From what I’ve read on alfalfa, it does not frost seed nearly as successfully as clover. One thing I’ve read is, that the seedlings can be susceptible to late frosts damaging or killing the young plants. You also can’t overseed it into existing alfalfa due to the allopathic properties of the existing alfalfa. Most recommend seeding alfalfa in the late summer with a nurse crop of oats. The plants will have more time to establish their root systems and will be winter hardy by the time they go dormant.
I was thinking of frost seeding in clover and switch grass on the south facing slope and it’s hill top. My goal would be to create cover/bedding area with the addition of some shrubs and red willow.
Can I frost seed as is? would I need to lightly disc the areas where I want to cast switch grass? Or would you recommend plowing it all up to take out the alfalfa, and starting new?

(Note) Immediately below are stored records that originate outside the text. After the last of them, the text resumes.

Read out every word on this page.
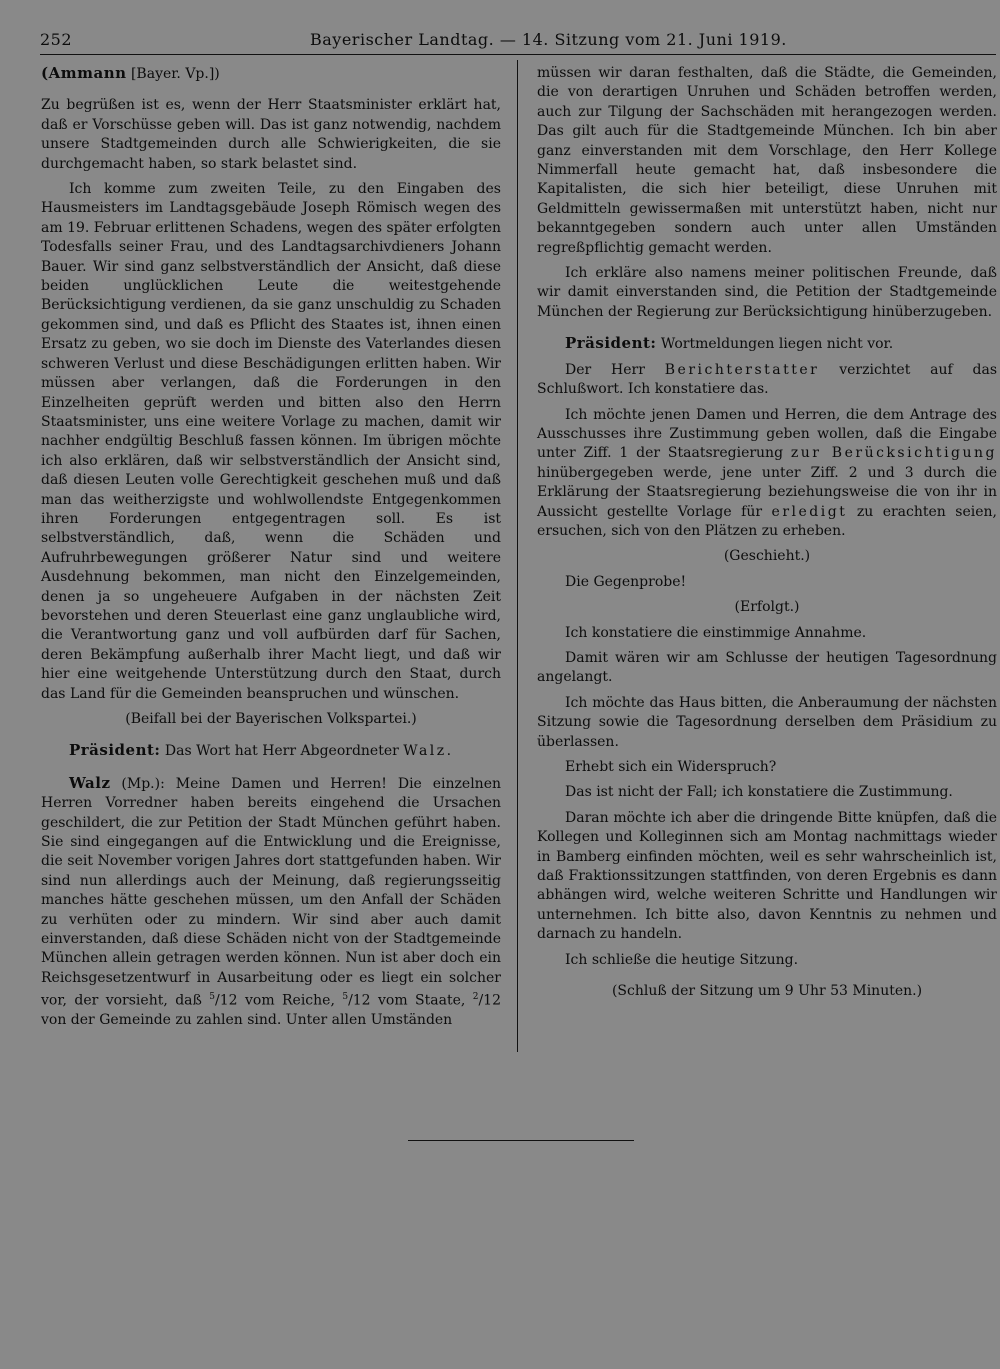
252	Bayerischer Landtag. — 14. Sitzung vom 21. Juni 1919.

(Ammann [Bayer. Vp.])

Zu begrüßen ist es, wenn der Herr Staatsminister erklärt hat, daß er Vorschüsse geben will. Das ist ganz notwendig, nachdem unsere Stadtgemeinden durch alle Schwierigkeiten, die sie durchgemacht haben, so stark belastet sind.

Ich komme zum zweiten Teile, zu den Eingaben des Hausmeisters im Landtagsgebäude Joseph Römisch wegen des am 19. Februar erlittenen Schadens, wegen des später erfolgten Todesfalls seiner Frau, und des Landtagsarchivdieners Johann Bauer. Wir sind ganz selbstverständlich der Ansicht, daß diese beiden unglücklichen Leute die weitestgehende Berücksichtigung verdienen, da sie ganz unschuldig zu Schaden gekommen sind, und daß es Pflicht des Staates ist, ihnen einen Ersatz zu geben, wo sie doch im Dienste des Vaterlandes diesen schweren Verlust und diese Beschädigungen erlitten haben. Wir müssen aber verlangen, daß die Forderungen in den Einzelheiten geprüft werden und bitten also den Herrn Staatsminister, uns eine weitere Vorlage zu machen, damit wir nachher endgültig Beschluß fassen können. Im übrigen möchte ich also erklären, daß wir selbstverständlich der Ansicht sind, daß diesen Leuten volle Gerechtigkeit geschehen muß und daß man das weitherzigste und wohlwollendste Entgegenkommen ihren Forderungen entgegentragen soll. Es ist selbstverständlich, daß, wenn die Schäden und Aufruhrbewegungen größerer Natur sind und weitere Ausdehnung bekommen, man nicht den Einzelgemeinden, denen ja so ungeheuere Aufgaben in der nächsten Zeit bevorstehen und deren Steuerlast eine ganz unglaubliche wird, die Verantwortung ganz und voll aufbürden darf für Sachen, deren Bekämpfung außerhalb ihrer Macht liegt, und daß wir hier eine weitgehende Unterstützung durch den Staat, durch das Land für die Gemeinden beanspruchen und wünschen.

(Beifall bei der Bayerischen Volkspartei.)

Präsident: Das Wort hat Herr Abgeordneter Walz.

Walz (Mp.): Meine Damen und Herren! Die einzelnen Herren Vorredner haben bereits eingehend die Ursachen geschildert, die zur Petition der Stadt München geführt haben. Sie sind eingegangen auf die Entwicklung und die Ereignisse, die seit November vorigen Jahres dort stattgefunden haben. Wir sind nun allerdings auch der Meinung, daß regierungsseitig manches hätte geschehen müssen, um den Anfall der Schäden zu verhüten oder zu mindern. Wir sind aber auch damit einverstanden, daß diese Schäden nicht von der Stadtgemeinde München allein getragen werden können. Nun ist aber doch ein Reichsgesetzentwurf in Ausarbeitung oder es liegt ein solcher vor, der vorsieht, daß $^5$/12 vom Reiche, $^5$/12 vom Staate, $^2$/12 von der Gemeinde zu zahlen sind. Unter allen Umständen

müssen wir daran festhalten, daß die Städte, die Gemeinden, die von derartigen Unruhen und Schäden betroffen werden, auch zur Tilgung der Sachschäden mit herangezogen werden. Das gilt auch für die Stadtgemeinde München. Ich bin aber ganz einverstanden mit dem Vorschlage, den Herr Kollege Nimmerfall heute gemacht hat, daß insbesondere die Kapitalisten, die sich hier beteiligt, diese Unruhen mit Geldmitteln gewissermaßen mit unterstützt haben, nicht nur bekanntgegeben sondern auch unter allen Umständen regreßpflichtig gemacht werden.

Ich erkläre also namens meiner politischen Freunde, daß wir damit einverstanden sind, die Petition der Stadtgemeinde München der Regierung zur Berücksichtigung hinüberzugeben.

Präsident: Wortmeldungen liegen nicht vor.

Der Herr Berichterstatter verzichtet auf das Schlußwort. Ich konstatiere das.

Ich möchte jenen Damen und Herren, die dem Antrage des Ausschusses ihre Zustimmung geben wollen, daß die Eingabe unter Ziff. 1 der Staatsregierung zur Berücksichtigung hinübergegeben werde, jene unter Ziff. 2 und 3 durch die Erklärung der Staatsregierung beziehungsweise die von ihr in Aussicht gestellte Vorlage für erledigt zu erachten seien, ersuchen, sich von den Plätzen zu erheben.

(Geschieht.)

Die Gegenprobe!

(Erfolgt.)

Ich konstatiere die einstimmige Annahme.

Damit wären wir am Schlusse der heutigen Tagesordnung angelangt.

Ich möchte das Haus bitten, die Anberaumung der nächsten Sitzung sowie die Tagesordnung derselben dem Präsidium zu überlassen.

Erhebt sich ein Widerspruch?

Das ist nicht der Fall; ich konstatiere die Zustimmung.

Daran möchte ich aber die dringende Bitte knüpfen, daß die Kollegen und Kolleginnen sich am Montag nachmittags wieder in Bamberg einfinden möchten, weil es sehr wahrscheinlich ist, daß Fraktionssitzungen stattfinden, von deren Ergebnis es dann abhängen wird, welche weiteren Schritte und Handlungen wir unternehmen. Ich bitte also, davon Kenntnis zu nehmen und darnach zu handeln.

Ich schließe die heutige Sitzung.

(Schluß der Sitzung um 9 Uhr 53 Minuten.)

You may want to think about planting your alfalfa on the outside perimeter of the plot then plant your switchgrass on the interior. That will give you a firebreak when you decide to burn your switchgrass.
I spoke with an alfalfa seed dealer and he told me frost seeding alfalfa should work with the prepared seed bed (old bean field). I will upload some photos this spring and show the results of the frost seeding.

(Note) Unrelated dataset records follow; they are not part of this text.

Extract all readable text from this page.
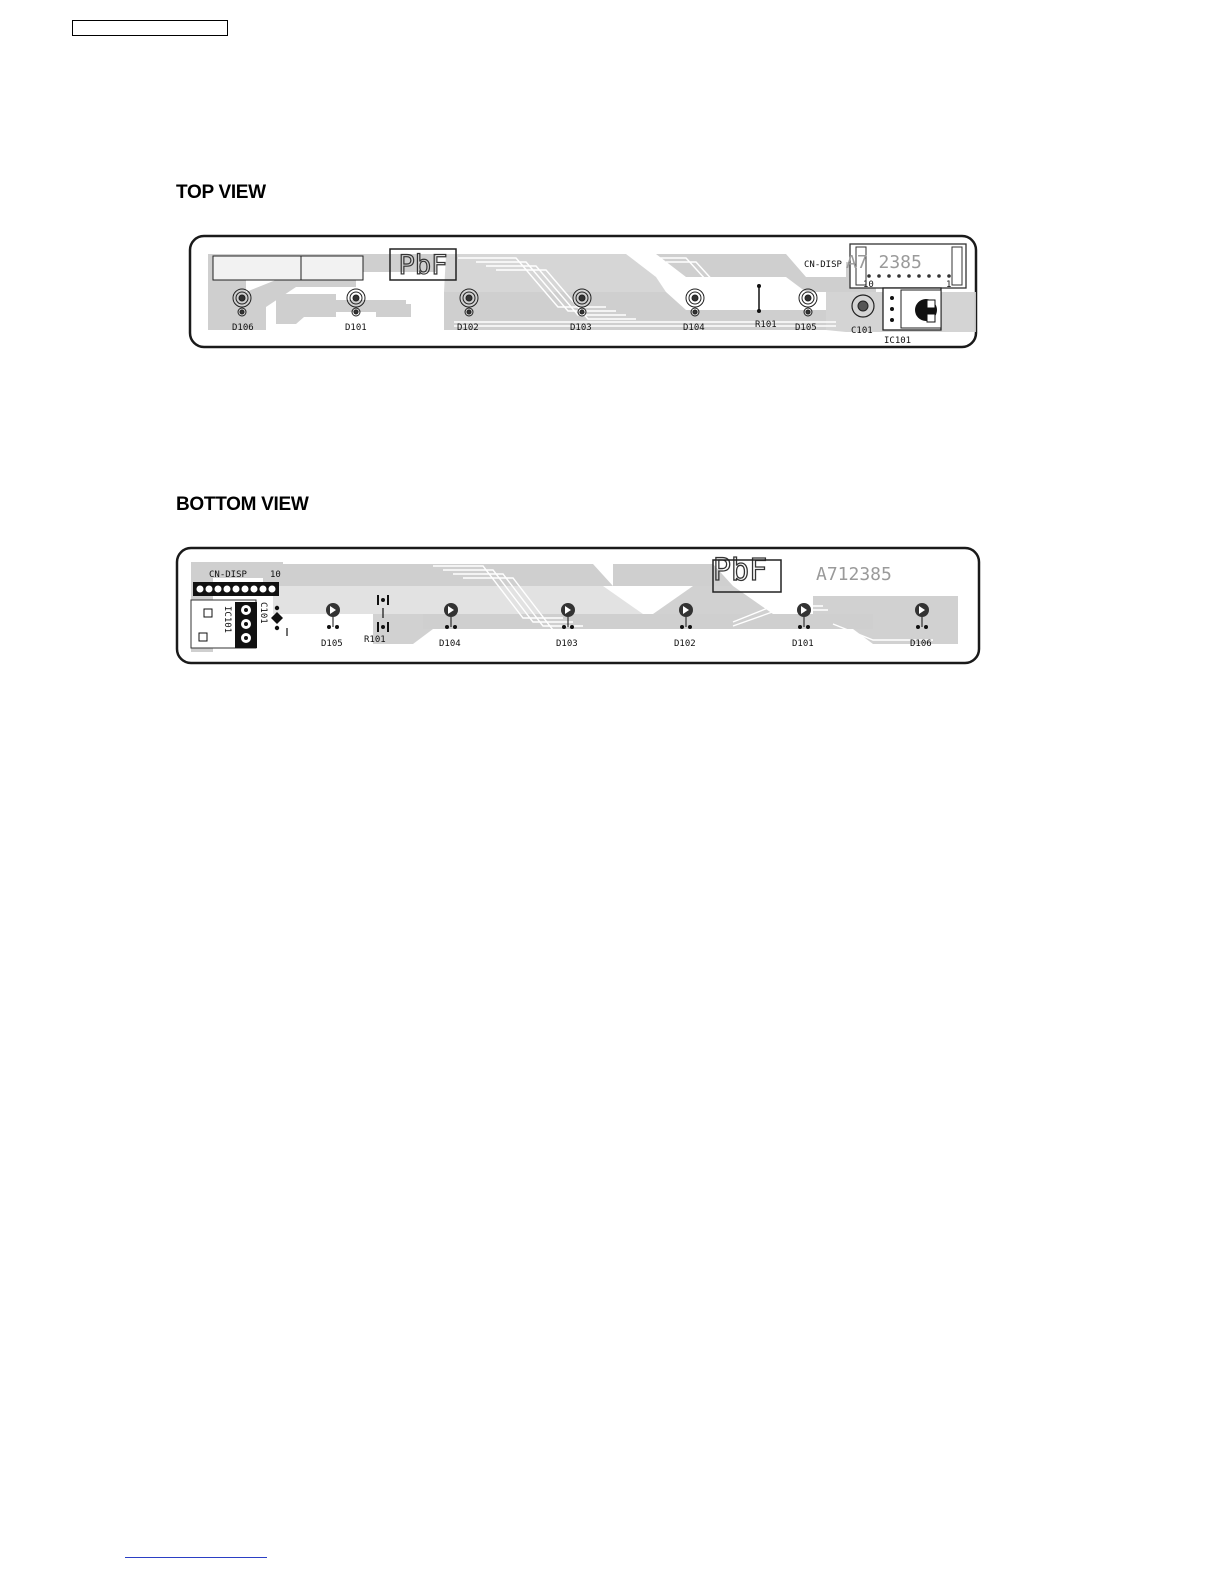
TOP VIEW
PbF	A7 2385
CN-DISP
10	1
D106	D101	D102	D103	D104	R101 D105	C101
IC101
BOTTOM VIEW
PbF	A712385
CN-DISP	10
IC101	C101
D105 R101	D104	D103	D102	D101	D106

You’re going to want to use more than glyphosate though. Your farmer should have access to Atrizine. I’d hit it with Atrizine and Simizine as early as conditions will permit. Then use glyphosate on anything green in early May before the switch germinates. In the second year if you have foxtail issues a shot of Quinclorac will solve your foxtail problem.

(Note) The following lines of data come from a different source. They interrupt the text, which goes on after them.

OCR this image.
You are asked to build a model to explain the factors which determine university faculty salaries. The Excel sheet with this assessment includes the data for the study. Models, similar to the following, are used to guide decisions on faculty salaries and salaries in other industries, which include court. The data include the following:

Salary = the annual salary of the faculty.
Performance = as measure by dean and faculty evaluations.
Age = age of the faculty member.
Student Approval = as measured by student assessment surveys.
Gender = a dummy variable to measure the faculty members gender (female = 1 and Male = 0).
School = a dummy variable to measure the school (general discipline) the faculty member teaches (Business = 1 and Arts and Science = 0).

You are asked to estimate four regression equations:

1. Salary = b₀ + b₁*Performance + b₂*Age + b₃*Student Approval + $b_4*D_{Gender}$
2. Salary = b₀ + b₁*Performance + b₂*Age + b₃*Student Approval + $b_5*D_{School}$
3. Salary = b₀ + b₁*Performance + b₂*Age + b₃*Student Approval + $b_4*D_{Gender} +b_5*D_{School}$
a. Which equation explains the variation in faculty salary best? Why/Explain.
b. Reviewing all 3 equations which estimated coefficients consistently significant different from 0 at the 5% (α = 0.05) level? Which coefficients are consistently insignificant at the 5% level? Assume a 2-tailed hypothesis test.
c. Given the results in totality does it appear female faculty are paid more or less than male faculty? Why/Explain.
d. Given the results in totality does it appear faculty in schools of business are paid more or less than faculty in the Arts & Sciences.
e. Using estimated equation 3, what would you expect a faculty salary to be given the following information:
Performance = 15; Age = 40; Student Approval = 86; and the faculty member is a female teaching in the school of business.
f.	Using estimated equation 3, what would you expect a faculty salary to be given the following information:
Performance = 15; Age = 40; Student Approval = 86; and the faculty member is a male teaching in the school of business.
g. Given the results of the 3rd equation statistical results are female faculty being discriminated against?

Do you think Switchgrass could be frost seeded in less than ideal grass sod (very short, but not as much bare dirt as in your picture)?
I would think that the seed would find its way into the soil through the heaving, and that a pre-emergent follow up by a post-emergent would kill most of the dormant grass???
The preferred method of planting switch is frostseeding by broadcast or drilling.
Milk you may be successful but to be honest prepping the area the fall before would be more ideal. The most critical step in establishing switch is weed control the first few years . Switch grows down before it grows up and puts on a huge chunck of growth after July 1st. That gives cool season weeds and grasses a big jump on the switch seedlings. Mowing weeds also takes more time to establish and you run the risk of damaging young seedlings.